Before the three boys graduated from the eighth grade at the one-room Derby School in the spring of 1940, teacher Ruth Kaye and her husband took her young charges to Medford for dinner and a movie.

Before the three boys graduated from the eighth grade at the one-room Derby School in the spring of 1940, teacher Ruth Kaye and her husband took her young charges to Medford for dinner and a movie.

"One of the boys had never seen a movie before," Kaye recalls of the flick, "Northwest Passage" starring Spencer Tracy. "Oh, they had such a fine time. They were nice farm boys.

"I never had any serious problems with any of my kids," adds the Medford resident. "The big boys — the eighth-graders — they would come over to the 'teacherage' at night for popcorn. They were more like family than students."

The "teacherage" was the little house where she and her late husband, Dick, a U.S. Forest Service employee, lived during the 1939-40 school year when she taught at the old school.

The school, which still stands along the Butte Falls Highway, is now a private residence but it will always be a school in her mind.

Like countless moms across this country today, Kaye, who turns 100 on May 19, will celebrate Mother's Day with her offspring. She and her daughter Glenda Kaye Thompson, 71, also of Medford, plan to have a pleasant dinner together.

She is immensely proud of Glenda, whom she refers to as her "angel," and sons Glen and Bruce.

But a full count of her "children" would have to include hundreds of former pupils in Canada and Oregon.

"When I was just a little girl in Saskatchewan, my mother bought me a slate with a base to sit it on," says the retired pedagogue, who was born in the Canadian province in 1913. "My brothers were my students. I decided then that I wanted to teach."

She began her career armed with a teaching certificate awarded after one year of post-high school study in Saskatchewan. Her first assignment was to a country school near Weyburn, a tiny town about 60 miles southeast of Moose Jaw. She was 18, teaching grades one through eight.

After teaching for five years in that one-room school, she moved to Southern Oregon, where she earned a two-year teaching degree in 1939 at what is now Southern Oregon University. She later received a bachelor's degree in teaching from the school.

Following a year at Derby, she later taught at the two-room Agate School in the White City area, and at Howard and Wilson elementary schools in Medford.

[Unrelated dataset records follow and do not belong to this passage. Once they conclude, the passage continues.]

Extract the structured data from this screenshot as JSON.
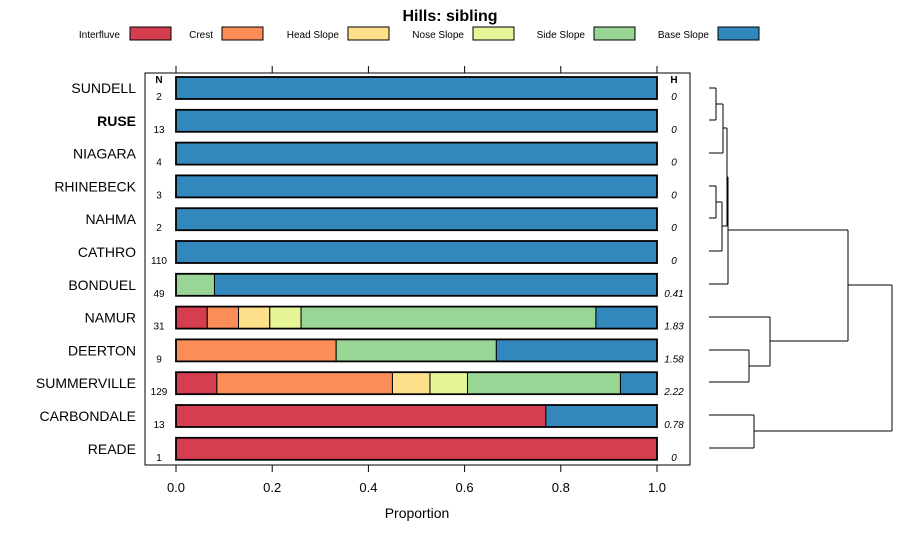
{
  "chart_data": {
    "type": "bar",
    "stacked": true,
    "orientation": "horizontal",
    "title": "Hills: sibling",
    "xlabel": "Proportion",
    "xlim": [
      0,
      1
    ],
    "xticks": [
      0.0,
      0.2,
      0.4,
      0.6,
      0.8,
      1.0
    ],
    "xtick_labels": [
      "0.0",
      "0.2",
      "0.4",
      "0.6",
      "0.8",
      "1.0"
    ],
    "n_header": "N",
    "h_header": "H",
    "legend_position": "top",
    "series": [
      {
        "name": "Interfluve",
        "color": "#d53e4f"
      },
      {
        "name": "Crest",
        "color": "#fc8d59"
      },
      {
        "name": "Head Slope",
        "color": "#fee08b"
      },
      {
        "name": "Nose Slope",
        "color": "#e6f598"
      },
      {
        "name": "Side Slope",
        "color": "#99d594"
      },
      {
        "name": "Base Slope",
        "color": "#3288bd"
      }
    ],
    "rows": [
      {
        "label": "SUNDELL",
        "bold": false,
        "n": "2",
        "h": "0",
        "values": [
          0,
          0,
          0,
          0,
          0,
          1.0
        ]
      },
      {
        "label": "RUSE",
        "bold": true,
        "n": "13",
        "h": "0",
        "values": [
          0,
          0,
          0,
          0,
          0,
          1.0
        ]
      },
      {
        "label": "NIAGARA",
        "bold": false,
        "n": "4",
        "h": "0",
        "values": [
          0,
          0,
          0,
          0,
          0,
          1.0
        ]
      },
      {
        "label": "RHINEBECK",
        "bold": false,
        "n": "3",
        "h": "0",
        "values": [
          0,
          0,
          0,
          0,
          0,
          1.0
        ]
      },
      {
        "label": "NAHMA",
        "bold": false,
        "n": "2",
        "h": "0",
        "values": [
          0,
          0,
          0,
          0,
          0,
          1.0
        ]
      },
      {
        "label": "CATHRO",
        "bold": false,
        "n": "110",
        "h": "0",
        "values": [
          0,
          0,
          0,
          0,
          0,
          1.0
        ]
      },
      {
        "label": "BONDUEL",
        "bold": false,
        "n": "49",
        "h": "0.41",
        "values": [
          0,
          0,
          0,
          0,
          0.08,
          0.92
        ]
      },
      {
        "label": "NAMUR",
        "bold": false,
        "n": "31",
        "h": "1.83",
        "values": [
          0.065,
          0.065,
          0.065,
          0.065,
          0.613,
          0.127
        ]
      },
      {
        "label": "DEERTON",
        "bold": false,
        "n": "9",
        "h": "1.58",
        "values": [
          0,
          0.333,
          0,
          0,
          0.333,
          0.334
        ]
      },
      {
        "label": "SUMMERVILLE",
        "bold": false,
        "n": "129",
        "h": "2.22",
        "values": [
          0.085,
          0.365,
          0.078,
          0.078,
          0.318,
          0.076
        ]
      },
      {
        "label": "CARBONDALE",
        "bold": false,
        "n": "13",
        "h": "0.78",
        "values": [
          0.769,
          0,
          0,
          0,
          0,
          0.231
        ]
      },
      {
        "label": "READE",
        "bold": false,
        "n": "1",
        "h": "0",
        "values": [
          1.0,
          0,
          0,
          0,
          0,
          0
        ]
      }
    ]
  }
}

After nearly 30 years as a teacher, having only temporarily stepped away from the classroom to raise three children, she retired at an elementary school in Union in northeastern Oregon in 1975.

Built in 1915, the Derby school offered up to an eighth-grade education for the sons and daughters of local farmers and loggers.

According to Southern Oregon Historical Society records, there were 24 students at Derby in the mid-1920s. That had dropped to 15 by the time Kaye arrived. She was one of the last teachers at the school where slipping enrollment forced its closure shortly after World War II.

"I think my salary at Derby was $900 for the year," she says. "But I was only getting $500 a year in Saskatchewan."

And that included helping ninth- and 10th-graders at night with their correspondence courses, she said.

"That was too much for one person to do," she says. "I would teach all day, then start on the correspondence work that night."

She has good memories of Derby, where water was drawn from a well and a wood stove provided the only heat. Wooden desks were lined up on the pine heartwood floor. Looming above the cloakrooms was the bell tower.

Outside, just a few feet beyond the back door, stood a single-seater outhouse.

"It was so refreshing to look out the classroom windows and see the mountains," she says of teaching in a country school. "I loved going for a walk with the students. Back then, we did things like looking for wildflowers, things they probably don't do today."

There were no computers, no screens. Indeed, she never had to admonish students to turn off their electronic gadgetry.

"Reading, 'riting and 'rithametic was about all we had time to teach," she says. "I taught a little geography but not much. You just made your own curriculum.

"I always read to them for about 30 minutes after lunch," she says. "That was a favorite time for all of us."

She stops talking for a moment as she recalls the old one-room school and her students of long ago.

"You couldn't help but get close to your students in those days," she says. "We had some nice kids."